Earnhardt Jr. led five times for nine laps and finished 11th in the Amp Energy 500 for his best result since a ninth at Bristol in August. After the race, he talked about how Cup teams have “out-engineered” the 2.66-mile superspeedway.
“You know what I mean?” Earnhardt Jr. said. “We over-engineered, and the technology has sort of passed what they were trying to accomplish here when they built this place. But what we are doing now is OK, but I don't think it is the best solution.”
After a race that saw two cars flip in the final six laps, Earnhardt Jr. suggested that NASCAR is doing the opposite of what it should be doing to the cars at restrictor-plate tracks.
"If they have to slow us down and run around these tracks at slower speeds, they have to make a smaller motor, make us run a smaller motor, but be able to open it up so there is throttle response,” Earnhardt Jr. said. “Then slow the cars down with a little more drag or something. Them old cars in the '80s didn't cut the wind like these things do.
“We have got them in [the] ground and everything else aero-wise to make it smooth and sleek, and now we are having to trim the motors back to make the cars slower. It is probably the opposite of what needs to be going on. Probably need to open the motors back up and slow the cars down with the air.”
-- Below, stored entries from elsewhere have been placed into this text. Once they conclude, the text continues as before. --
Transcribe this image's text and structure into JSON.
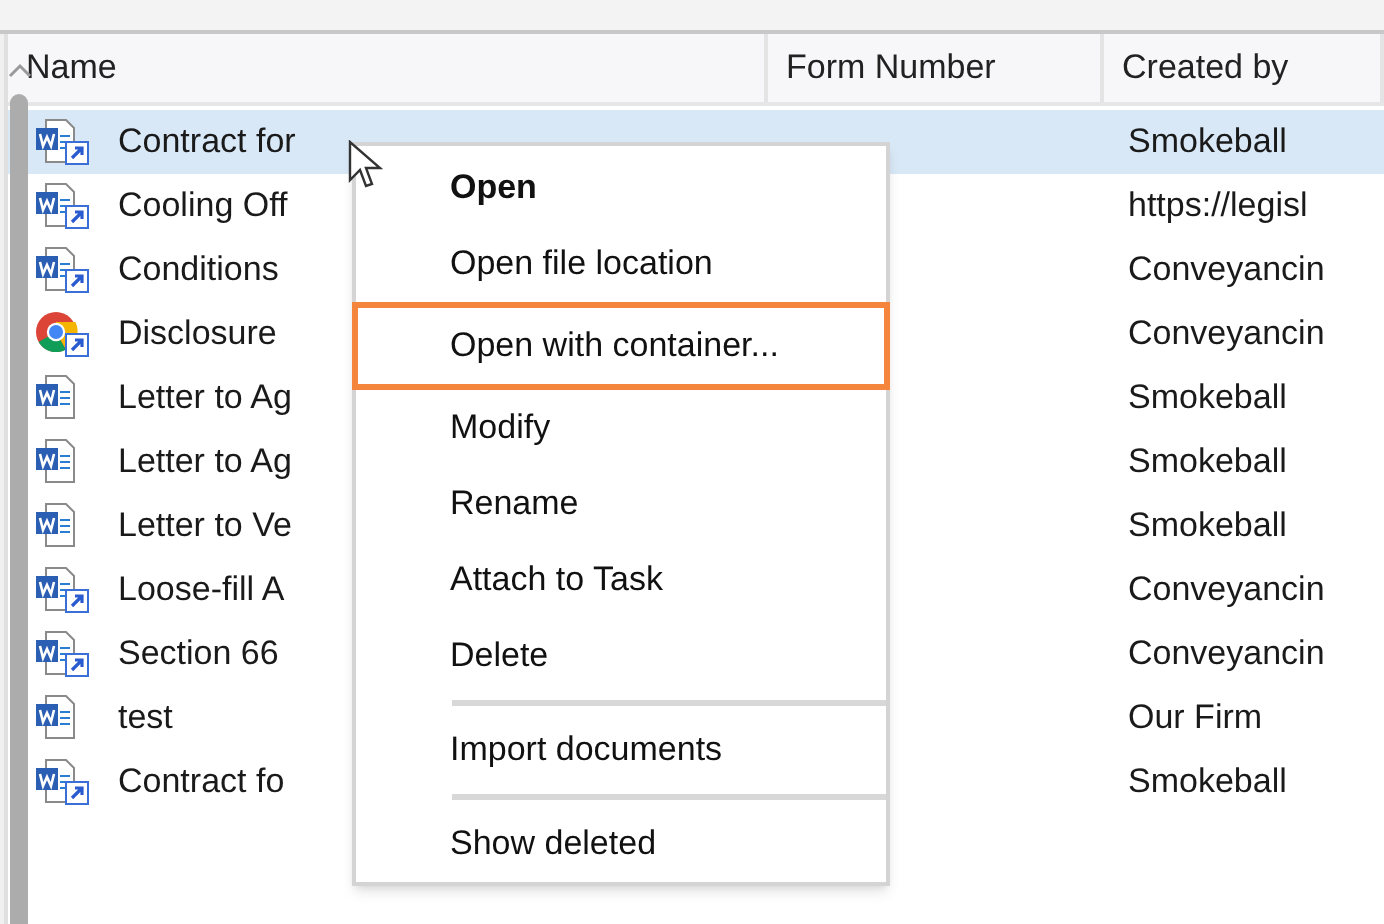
{
  "columns": [
    "Name",
    "Form Number",
    "Created by"
  ],
  "rows": [
    {
      "name": "Contract for",
      "created_by": "Smokeball",
      "kind": "word",
      "shortcut": true,
      "selected": true
    },
    {
      "name": "Cooling Off",
      "created_by": "https://legisl",
      "kind": "word",
      "shortcut": true,
      "selected": false
    },
    {
      "name": "Conditions",
      "created_by": "Conveyancin",
      "kind": "word",
      "shortcut": true,
      "selected": false
    },
    {
      "name": "Disclosure",
      "created_by": "Conveyancin",
      "kind": "chrome",
      "shortcut": true,
      "selected": false
    },
    {
      "name": "Letter to Ag",
      "created_by": "Smokeball",
      "kind": "word",
      "shortcut": false,
      "selected": false
    },
    {
      "name": "Letter to Ag",
      "created_by": "Smokeball",
      "kind": "word",
      "shortcut": false,
      "selected": false
    },
    {
      "name": "Letter to Ve",
      "created_by": "Smokeball",
      "kind": "word",
      "shortcut": false,
      "selected": false
    },
    {
      "name": "Loose-fill A",
      "created_by": "Conveyancin",
      "kind": "word",
      "shortcut": true,
      "selected": false
    },
    {
      "name": "Section 66",
      "created_by": "Conveyancin",
      "kind": "word",
      "shortcut": true,
      "selected": false
    },
    {
      "name": "test",
      "created_by": "Our Firm",
      "kind": "word",
      "shortcut": false,
      "selected": false
    },
    {
      "name": "Contract fo",
      "created_by": "Smokeball",
      "kind": "word",
      "shortcut": true,
      "selected": false
    }
  ],
  "context_menu": [
    {
      "kind": "item",
      "label": "Open",
      "bold": true,
      "highlighted": false
    },
    {
      "kind": "item",
      "label": "Open file location",
      "bold": false,
      "highlighted": false
    },
    {
      "kind": "item",
      "label": "Open with container...",
      "bold": false,
      "highlighted": true
    },
    {
      "kind": "item",
      "label": "Modify",
      "bold": false,
      "highlighted": false
    },
    {
      "kind": "item",
      "label": "Rename",
      "bold": false,
      "highlighted": false
    },
    {
      "kind": "item",
      "label": "Attach to Task",
      "bold": false,
      "highlighted": false
    },
    {
      "kind": "item",
      "label": "Delete",
      "bold": false,
      "highlighted": false
    },
    {
      "kind": "separator"
    },
    {
      "kind": "item",
      "label": "Import documents",
      "bold": false,
      "highlighted": false
    },
    {
      "kind": "separator"
    },
    {
      "kind": "item",
      "label": "Show deleted",
      "bold": false,
      "highlighted": false
    }
  ]
}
Earnhardt Jr. said Sunday’s race was typical of Talladega events of late: Relatively calm racing until the closing laps.
“The race is pretty safe up until the end,” Earnhardt Jr. said. “You knew that. I don't think anybody wants to be out there and involved in what happens at the end: Dodging cars, seeing people flip upside down. Obviously there is something else that needs to be thought about. I am sure NASCAR will figure it out. They are pretty hard-headed over there, don't like to admit they [are] wrong sometimes."